Jefferson's Clay pit. The man on the right is believed to be Joseph Jefferson. 
Image: Settlers and Sawmillers : a history of the West Gippsland Tramways by Mike McCarthy 
(Light Railway Research Society of Australia, 1999)

In the next post I will look at the growth of the township which grew around the Cannibal Creek Siding.

If you are interested in the Timber Industry, then a good book is Settlers and Sawmillers : a history of the West Gippsland Tramways by Mike McCarthy. It is published by the Light Railway Research Society of Australia in 1999.

Cannibal Creek becomes Garfield

In the previous post we saw how a township developed around the Cannibal Creek Siding and this township became Garfield. One of the first public buildings was the Cannibal Creek State School which opened in 1886. The School was located on the Princes Highway, west of North Garfield Road. In 1899 the School building was re-located to Garfield Road at the top of the hill, half way between the Princes Highway and the Railway Station. In 1910 the Garfield School No. 2724 moved to a new building on its present site near the Railway Station. The old building was removed in 1914 to North Garfield where it became State School No.3489.

1886 and 1887 was a time of the consolidation for Garfield - in May 1886 the Cannibal Creek Post Office was established at the Railway Station. In the same year there was community agitation to have the name of the settlement changed.  On December 11 a petition was presented to the Berwick Shire from the ‘residents of Cannibal Creek’ objecting to the name of Swamp Vale for the name of the Railway siding and Post Office and suggesting that the place be named Hopetoun.

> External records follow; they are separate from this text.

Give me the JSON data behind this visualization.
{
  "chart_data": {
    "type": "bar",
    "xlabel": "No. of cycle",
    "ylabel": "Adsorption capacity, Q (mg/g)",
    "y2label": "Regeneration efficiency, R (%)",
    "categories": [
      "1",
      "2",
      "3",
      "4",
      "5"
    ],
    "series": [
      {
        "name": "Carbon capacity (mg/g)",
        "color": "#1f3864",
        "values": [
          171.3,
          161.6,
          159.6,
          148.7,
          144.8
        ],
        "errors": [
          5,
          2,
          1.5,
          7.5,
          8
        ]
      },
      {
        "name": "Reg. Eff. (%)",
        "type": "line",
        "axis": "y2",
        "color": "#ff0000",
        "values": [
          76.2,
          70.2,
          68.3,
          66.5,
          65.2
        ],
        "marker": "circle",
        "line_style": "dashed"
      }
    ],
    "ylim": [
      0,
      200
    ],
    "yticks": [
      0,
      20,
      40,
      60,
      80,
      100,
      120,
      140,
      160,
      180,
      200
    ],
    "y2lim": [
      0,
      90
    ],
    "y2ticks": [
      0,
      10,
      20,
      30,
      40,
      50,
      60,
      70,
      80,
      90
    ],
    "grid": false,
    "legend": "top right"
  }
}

The Council resolved to ask the Railway Commissioners to alter the name to Hopetoun.  In the end Hopetoun was rejected on the grounds that there was another Hopetoun in Victoria and Garfield was chosen. The Post Office became known as the Garfield Railway Post Office on May 16, 1887 and around the same time the School also changed its name from Cannibal Creek. Township blocks were sold in Garfield and the township of Garfield was officially gazetted on November 21, 1887. For the next few years the town developed, still relying on the timber and the brick works as a major source of employment, however Garfield also had a blacksmith, a builder and a beekeeper and some carriers. By 1888 Garfield also had a football team.

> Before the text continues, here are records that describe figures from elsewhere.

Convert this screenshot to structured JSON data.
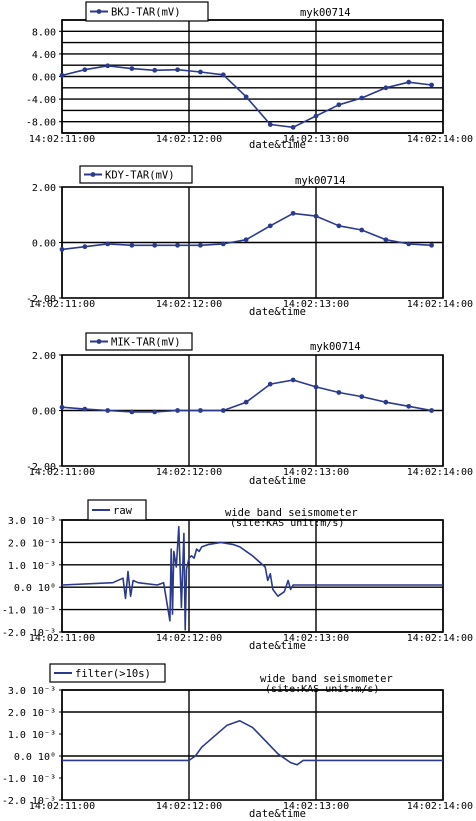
{
  "colors": {
    "series": "#2b3a8c",
    "axis": "#000000",
    "background": "#ffffff"
  },
  "chart_data": [
    {
      "type": "line",
      "legend": "BKJ-TAR(mV)",
      "station": "myk00714",
      "xlabel": "date&time",
      "xtick_labels": [
        "14:02:11:00",
        "14:02:12:00",
        "14:02:13:00",
        "14:02:14:00"
      ],
      "ytick_labels": [
        "8.00",
        "4.00",
        "0.00",
        "-4.00",
        "-8.00"
      ],
      "yticks": [
        8,
        4,
        0,
        -4,
        -8
      ],
      "ylim": [
        -10,
        10
      ],
      "xlim": [
        0,
        3
      ],
      "grid_lines": [
        10,
        8,
        6,
        4,
        2,
        0,
        -2,
        -4,
        -6,
        -8,
        -10
      ],
      "marker": true,
      "x": [
        0,
        0.18,
        0.36,
        0.55,
        0.73,
        0.91,
        1.09,
        1.27,
        1.45,
        1.64,
        1.82,
        2.0,
        2.18,
        2.36,
        2.55,
        2.73,
        2.91
      ],
      "y": [
        0.2,
        1.2,
        1.9,
        1.4,
        1.1,
        1.2,
        0.8,
        0.3,
        -3.6,
        -8.5,
        -9.0,
        -7.0,
        -5.0,
        -3.8,
        -2.0,
        -1.0,
        -1.5
      ]
    },
    {
      "type": "line",
      "legend": "KDY-TAR(mV)",
      "station": "myk00714",
      "xlabel": "date&time",
      "xtick_labels": [
        "14:02:11:00",
        "14:02:12:00",
        "14:02:13:00",
        "14:02:14:00"
      ],
      "ytick_labels": [
        "2.00",
        "0.00",
        "-2.00"
      ],
      "yticks": [
        2,
        0,
        -2
      ],
      "ylim": [
        -2,
        2
      ],
      "xlim": [
        0,
        3
      ],
      "grid_lines": [
        0
      ],
      "marker": true,
      "x": [
        0,
        0.18,
        0.36,
        0.55,
        0.73,
        0.91,
        1.09,
        1.27,
        1.45,
        1.64,
        1.82,
        2.0,
        2.18,
        2.36,
        2.55,
        2.73,
        2.91
      ],
      "y": [
        -0.25,
        -0.15,
        -0.05,
        -0.1,
        -0.1,
        -0.1,
        -0.1,
        -0.05,
        0.1,
        0.6,
        1.05,
        0.95,
        0.6,
        0.45,
        0.1,
        -0.05,
        -0.1
      ]
    },
    {
      "type": "line",
      "legend": "MIK-TAR(mV)",
      "station": "myk00714",
      "xlabel": "date&time",
      "xtick_labels": [
        "14:02:11:00",
        "14:02:12:00",
        "14:02:13:00",
        "14:02:14:00"
      ],
      "ytick_labels": [
        "2.00",
        "0.00",
        "-2.00"
      ],
      "yticks": [
        2,
        0,
        -2
      ],
      "ylim": [
        -2,
        2
      ],
      "xlim": [
        0,
        3
      ],
      "grid_lines": [
        0
      ],
      "marker": true,
      "x": [
        0,
        0.18,
        0.36,
        0.55,
        0.73,
        0.91,
        1.09,
        1.27,
        1.45,
        1.64,
        1.82,
        2.0,
        2.18,
        2.36,
        2.55,
        2.73,
        2.91
      ],
      "y": [
        0.12,
        0.05,
        0.0,
        -0.05,
        -0.05,
        0.0,
        0.0,
        0.0,
        0.3,
        0.95,
        1.1,
        0.85,
        0.65,
        0.5,
        0.3,
        0.15,
        0.0
      ]
    },
    {
      "type": "line",
      "legend": "raw",
      "title": "wide band seismometer",
      "subtitle": "(site:KAS unit:m/s)",
      "xlabel": "date&time",
      "xtick_labels": [
        "14:02:11:00",
        "14:02:12:00",
        "14:02:13:00",
        "14:02:14:00"
      ],
      "ytick_labels": [
        "3.0 10⁻³",
        "2.0 10⁻³",
        "1.0 10⁻³",
        "0.0 10⁰",
        "-1.0 10⁻³",
        "-2.0 10⁻³"
      ],
      "yticks": [
        0.003,
        0.002,
        0.001,
        0,
        -0.001,
        -0.002
      ],
      "ylim": [
        -0.002,
        0.003
      ],
      "xlim": [
        0,
        3
      ],
      "grid_lines": [
        0.003,
        0.002,
        0.001,
        0,
        -0.001,
        -0.002
      ],
      "marker": false,
      "x": [
        0,
        0.4,
        0.48,
        0.5,
        0.52,
        0.54,
        0.56,
        0.6,
        0.75,
        0.8,
        0.85,
        0.86,
        0.87,
        0.88,
        0.9,
        0.92,
        0.94,
        0.96,
        0.97,
        0.98,
        1.0,
        1.02,
        1.04,
        1.06,
        1.08,
        1.1,
        1.15,
        1.25,
        1.35,
        1.4,
        1.5,
        1.6,
        1.62,
        1.64,
        1.66,
        1.7,
        1.75,
        1.78,
        1.8,
        1.82,
        1.9,
        2.2,
        2.5,
        2.8,
        3.0
      ],
      "y": [
        0.0001,
        0.0002,
        0.0004,
        -0.0005,
        0.0007,
        -0.0004,
        0.0003,
        0.0002,
        0.0001,
        0.0002,
        -0.0015,
        0.0017,
        -0.0012,
        0.0016,
        0.0009,
        0.0027,
        -0.0009,
        0.0024,
        -0.0019,
        0.0008,
        0.0013,
        0.0014,
        0.0013,
        0.0017,
        0.0016,
        0.0018,
        0.0019,
        0.002,
        0.0019,
        0.0018,
        0.0014,
        0.0009,
        0.0003,
        0.0006,
        -0.0001,
        -0.0004,
        -0.0002,
        0.0003,
        -0.0001,
        0.0001,
        0.0001,
        0.0001,
        0.0001,
        0.0001,
        0.0001
      ]
    },
    {
      "type": "line",
      "legend": "filter(>10s)",
      "title": "wide band seismometer",
      "subtitle": "(site:KAS unit:m/s)",
      "xlabel": "date&time",
      "xtick_labels": [
        "14:02:11:00",
        "14:02:12:00",
        "14:02:13:00",
        "14:02:14:00"
      ],
      "ytick_labels": [
        "3.0 10⁻³",
        "2.0 10⁻³",
        "1.0 10⁻³",
        "0.0 10⁰",
        "-1.0 10⁻³",
        "-2.0 10⁻³"
      ],
      "yticks": [
        0.003,
        0.002,
        0.001,
        0,
        -0.001,
        -0.002
      ],
      "ylim": [
        -0.002,
        0.003
      ],
      "xlim": [
        0,
        3
      ],
      "grid_lines": [
        0.003,
        0.002,
        0
      ],
      "marker": false,
      "x": [
        0,
        0.5,
        1.0,
        1.05,
        1.1,
        1.2,
        1.3,
        1.4,
        1.5,
        1.6,
        1.7,
        1.8,
        1.85,
        1.9,
        2.0,
        2.5,
        3.0
      ],
      "y": [
        -0.0002,
        -0.0002,
        -0.0002,
        0.0,
        0.0004,
        0.0009,
        0.0014,
        0.0016,
        0.0013,
        0.0007,
        0.0001,
        -0.0003,
        -0.0004,
        -0.0002,
        -0.0002,
        -0.0002,
        -0.0002
      ]
    }
  ]
}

If you are interested in names then Hopetoun, the proposed named for Garfield came from Lord Hopetoun, was the seventh Earl of Hopetoun and the first Marquess of Linlithgow. He was Governor of Victoria from 1889 to 1895, and in 1901 the first Governor General of Australia. The name Garfield came from the assassinated American President, James Garfield, who was shot July 2, 1881 and died September 19, 1881. Swamp Vale naturally comes from the fact that Garfield was on the edge of the Koo-Wee-Rup Swamp. The Swamp was drained by cutting a canal from Bunyip to Western Port Bay, the Main Drain. The major drainage works took place from 1889 to 1893 when the Swamp was then considered ready for settlement and Garfield became a service centre for the Swamp residents. New businesses were established such as a baker, carpenter, saddler and even a Sweet shop run by a Mrs Williamson.